Ruto responded in an unusually polite manner. "While agreeing fully with your defence of freedom of speech and thought as guaranteed by the Constitution, we respectfully disagree with your very wrong understanding of hustlers but will equally defend your thoughts."
Even as ODM put a brave face and tactfully avoided a direct reference to a possible marriage with Ruto, there are signals that the emerging political coalition comprising key players has triggered jitters.
Tellingly, the Kalonzo-Musalia-Gideon-Wetang'ula alliance has launched a ferocious onslaught on both Raila and Ruto as they seek to stamp their presence in a political landscape that could soon be marred by massive tectonic shifts.
Three weeks ago, the quartet, alongside Uhuru, dominated the first anniversary of former President Daniel Moi at Kabarak. Against public expectations, Raila and Ruto were no-shows.
In a show of political might under a coalition baptised 'Sacred Union', the four have been in a three-day campaign blitz in Western Kenya to shake up Raila's stranglehold on the region.
Weighing in on the issue, however, Ford Kenya secretary general MP Eseli Simiyu said the four play in a lower league. He said Kalonzo, Musalia, Wetang'ula and Gideon do not inspire confidence and might be forced to look for Raila if they have to be regarded as a formidable force.
“When you look at them, they are Moi orphans who are regrouping," said Eseli, dismissing the four as part of a bigger crop of politicians interested in the status quo.
On Raila and Ruto reuniting, Eseli termed it possible, saying they could come together in a bitter game of revenge should Uhuru play both of them ahead of the 2022 polls.
“They will end up together because they will have little options,” he told the Star.
Saboti MP Caleb Amisi said given that Raila was able to agree on a working arrangement with Uhuru, who had been his political enemy, there would be nothing impossible.
“Some of us who were abusing Uhuru are now his number one supporters. You can never wish away any possibility, anything is possible," the lawmaker declared.
“They have worked together before and they can still work together. Politics is a matter of interest, and if the interests of Raila and Ruto converge at some point, they will work together.”
Political analysts say the 2022 political battle lines would be drawn clearly after the Building Bridges Initiative process to amend the Constitution.
Political risk analyst Dismas Mokua told the Star that should Kenyans approve the Constitution of Kenya (Amendment) Bill, 2020, in a referendum, the heavyweights would start coalescing to form strong groupings.
“Until the BBI hurdle is off the road, then we cannot say with certainty on what political arrangements we expect in 2022,” he said.
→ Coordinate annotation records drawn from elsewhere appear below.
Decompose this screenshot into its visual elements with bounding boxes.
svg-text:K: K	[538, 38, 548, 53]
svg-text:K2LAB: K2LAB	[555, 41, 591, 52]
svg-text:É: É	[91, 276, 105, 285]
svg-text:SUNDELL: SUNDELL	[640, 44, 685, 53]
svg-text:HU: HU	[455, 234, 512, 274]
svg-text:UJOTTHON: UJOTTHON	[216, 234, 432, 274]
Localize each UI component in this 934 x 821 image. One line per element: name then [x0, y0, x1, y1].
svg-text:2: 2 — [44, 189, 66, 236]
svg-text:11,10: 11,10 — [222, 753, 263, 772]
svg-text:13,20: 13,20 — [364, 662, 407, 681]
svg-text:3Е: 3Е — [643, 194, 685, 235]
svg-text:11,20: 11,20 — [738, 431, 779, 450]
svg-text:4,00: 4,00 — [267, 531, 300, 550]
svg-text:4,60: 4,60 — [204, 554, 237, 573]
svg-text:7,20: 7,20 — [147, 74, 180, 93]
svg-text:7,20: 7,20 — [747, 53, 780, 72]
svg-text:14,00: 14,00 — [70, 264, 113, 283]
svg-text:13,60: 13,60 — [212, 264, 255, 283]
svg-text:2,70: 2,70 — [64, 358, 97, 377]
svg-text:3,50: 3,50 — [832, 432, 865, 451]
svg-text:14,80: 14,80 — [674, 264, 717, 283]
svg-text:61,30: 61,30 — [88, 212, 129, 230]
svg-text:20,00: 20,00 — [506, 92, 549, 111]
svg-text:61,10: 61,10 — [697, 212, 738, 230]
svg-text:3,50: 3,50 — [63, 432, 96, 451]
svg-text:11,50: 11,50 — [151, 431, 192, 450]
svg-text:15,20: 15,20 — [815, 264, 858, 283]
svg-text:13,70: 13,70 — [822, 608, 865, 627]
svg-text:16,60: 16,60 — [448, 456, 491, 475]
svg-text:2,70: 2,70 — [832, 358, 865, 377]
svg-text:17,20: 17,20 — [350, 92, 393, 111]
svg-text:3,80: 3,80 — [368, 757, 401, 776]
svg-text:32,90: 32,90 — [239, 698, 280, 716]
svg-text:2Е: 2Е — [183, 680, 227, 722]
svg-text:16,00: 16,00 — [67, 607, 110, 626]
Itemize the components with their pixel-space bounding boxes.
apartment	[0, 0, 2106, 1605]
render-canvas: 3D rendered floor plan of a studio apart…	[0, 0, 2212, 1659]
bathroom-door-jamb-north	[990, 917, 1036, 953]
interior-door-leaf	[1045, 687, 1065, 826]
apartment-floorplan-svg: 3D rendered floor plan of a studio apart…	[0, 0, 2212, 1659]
Describing Raila and Ruto as the foremost political heavyweights and ones seen as frontrunners in the 2022 race, Mokua noted that the possibility of them working together would not be remote given the emerging Sacred Union alliance.
The Sacred Union appears to be targeting to vanquish Ruto's and Raila's 2022 political ambitions even as the presidential succession race shapes up.
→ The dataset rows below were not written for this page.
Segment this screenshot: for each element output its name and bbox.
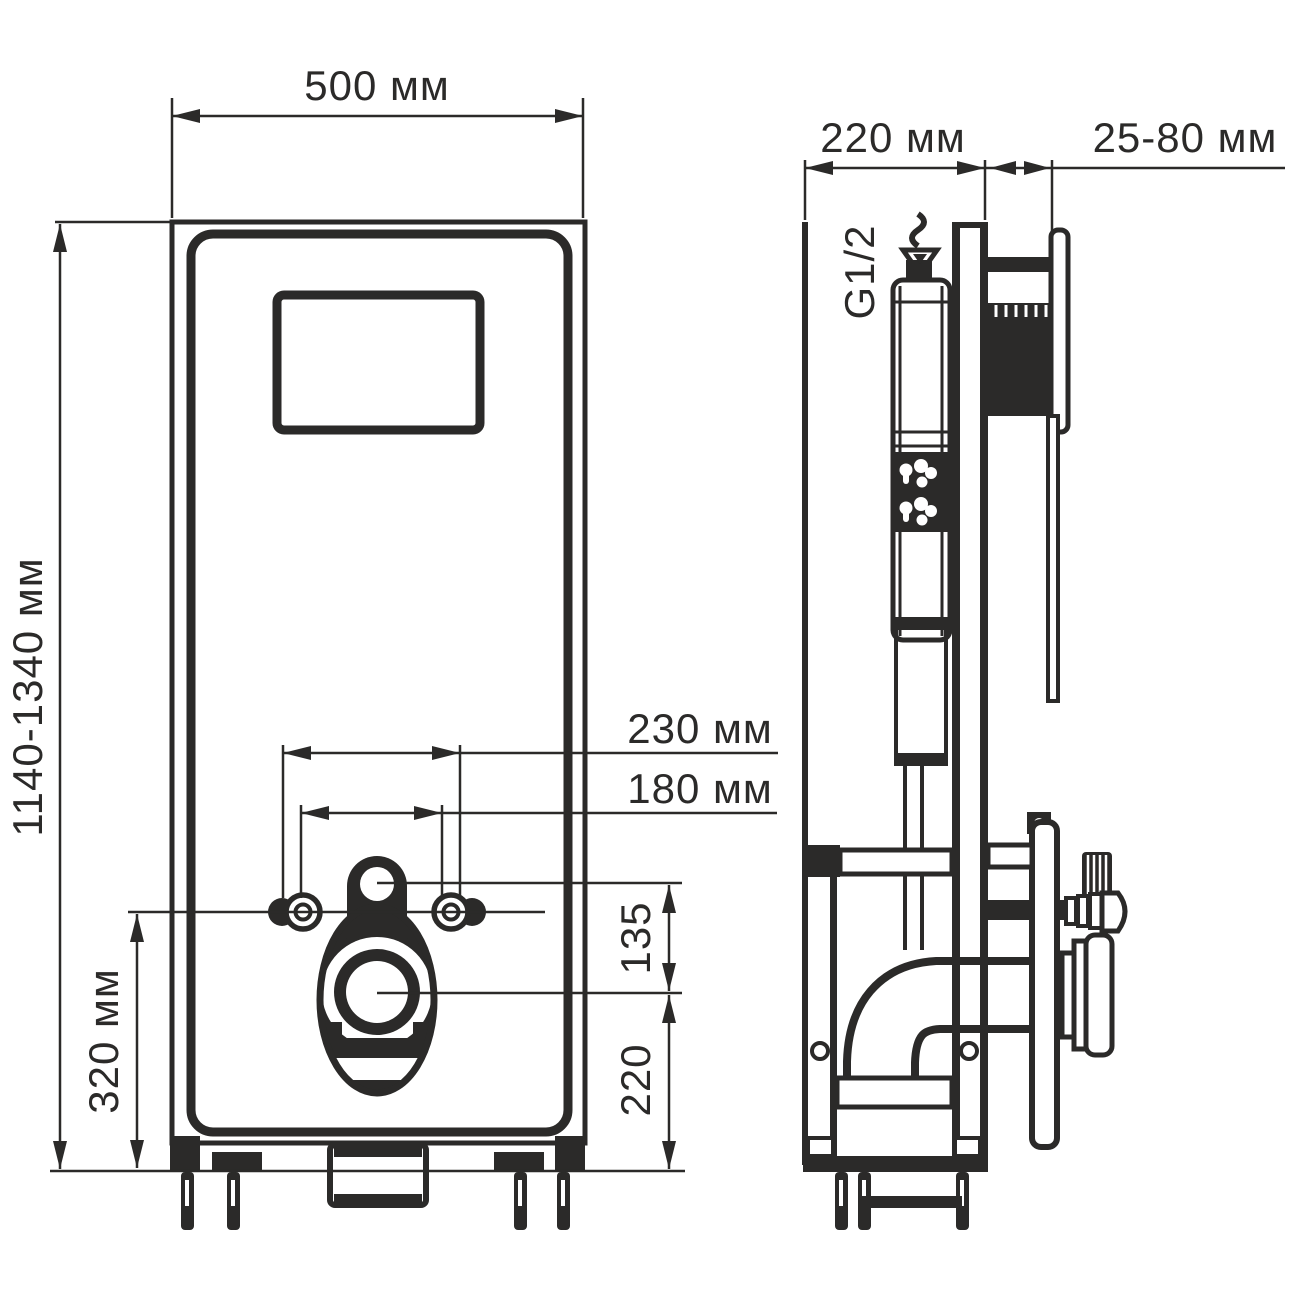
side-front-panel-edge (802, 222, 808, 1165)
frame-rail-front (952, 222, 960, 1165)
dim-label-side-depth: 220 мм (820, 114, 966, 161)
valve-cone (1102, 893, 1125, 931)
dim-label-flush-offset: 135 (612, 901, 659, 974)
dim-label-anchor-height: 320 мм (80, 968, 127, 1114)
dim-label-outlet-height: 220 (612, 1043, 659, 1116)
upper-cross-bracket (840, 850, 952, 874)
installation-technical-drawing: 500 мм 1140-1340 мм 230 мм 180 мм (0, 0, 1300, 1300)
dim-label-anchor-inner: 180 мм (627, 765, 773, 812)
actuator-duct (988, 303, 1051, 416)
leg-connector (988, 845, 1032, 867)
dim-label-anchor-outer: 230 мм (627, 705, 773, 752)
wall-flange-plate (1051, 230, 1068, 432)
side-base (803, 1138, 988, 1230)
waste-outlet-assembly (320, 856, 434, 1093)
flush-plate-window (277, 295, 480, 430)
dim-label-wall-clearance: 25-80 мм (1093, 114, 1278, 161)
top-wall-bracket (988, 257, 1050, 272)
front-view (170, 222, 585, 1230)
dim-label-front-width: 500 мм (304, 62, 450, 109)
side-front-leg (830, 847, 837, 1165)
dim-front-width: 500 мм (172, 62, 583, 218)
frame-rail-back (980, 222, 988, 1165)
side-view (802, 214, 1125, 1230)
dim-label-front-height: 1140-1340 мм (4, 557, 51, 836)
wall-rail (1048, 416, 1058, 701)
cistern (893, 260, 950, 950)
dim-wall-clearance: 25-80 мм (985, 114, 1285, 232)
lower-cross-bracket (837, 1078, 952, 1107)
dim-side-depth: 220 мм (805, 114, 985, 220)
waste-wall-bell (1062, 935, 1112, 1055)
label-water-thread: G1/2 (836, 224, 883, 319)
front-base (170, 1136, 585, 1230)
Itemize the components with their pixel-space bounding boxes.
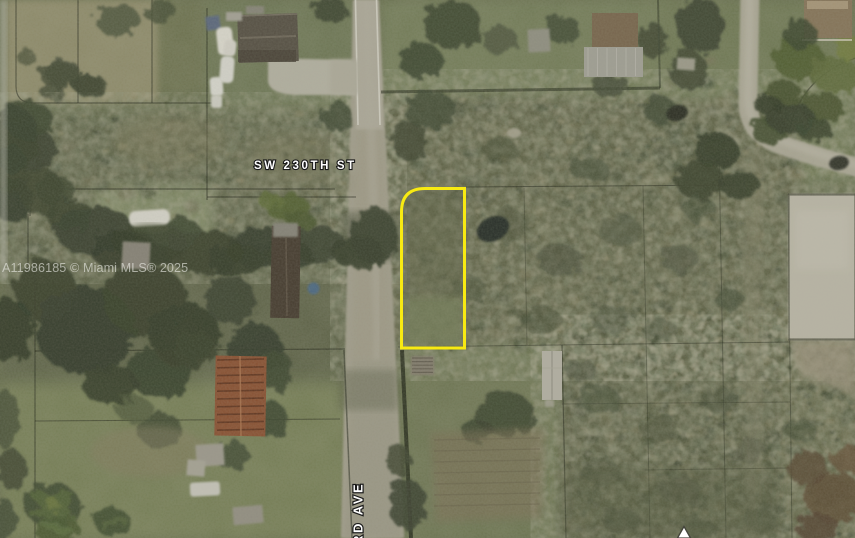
svg-text:SW 230TH ST: SW 230TH ST — [254, 160, 357, 172]
svg-text:A11986185 © Miami MLS® 2025: A11986185 © Miami MLS® 2025 — [2, 261, 188, 275]
svg-text:RD AVE: RD AVE — [351, 482, 366, 538]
The BBI process to amend the Constitution is tipped to provide a bigger political table for Musalia, Kalonzo, Wetangula and Gideon to share the gains and spoils in 2022 should Kenyans approve the changes.
For instance, there is talk that the new alliance could front Musalia as its presidential candidate with Kalonzo as running-mate and Gideon tipped for deputy prime minister's post.
Strategists of the alliance are said to be wooing Mombasa governor Hassan Joho to be the other deputy prime minister, with Central Kenya poised to bag the powerful position of PM if the referendum sails through.
However, Joho, a key Raila ally and the perceived political kingpin of the Coast region, has declared his ambition for the presidency. He has also maintained that he is in ODM to stay, despite speculation that he is spoiling for a fight for the party ticket knowing he cannot win, so he can use it as an excuse to exit.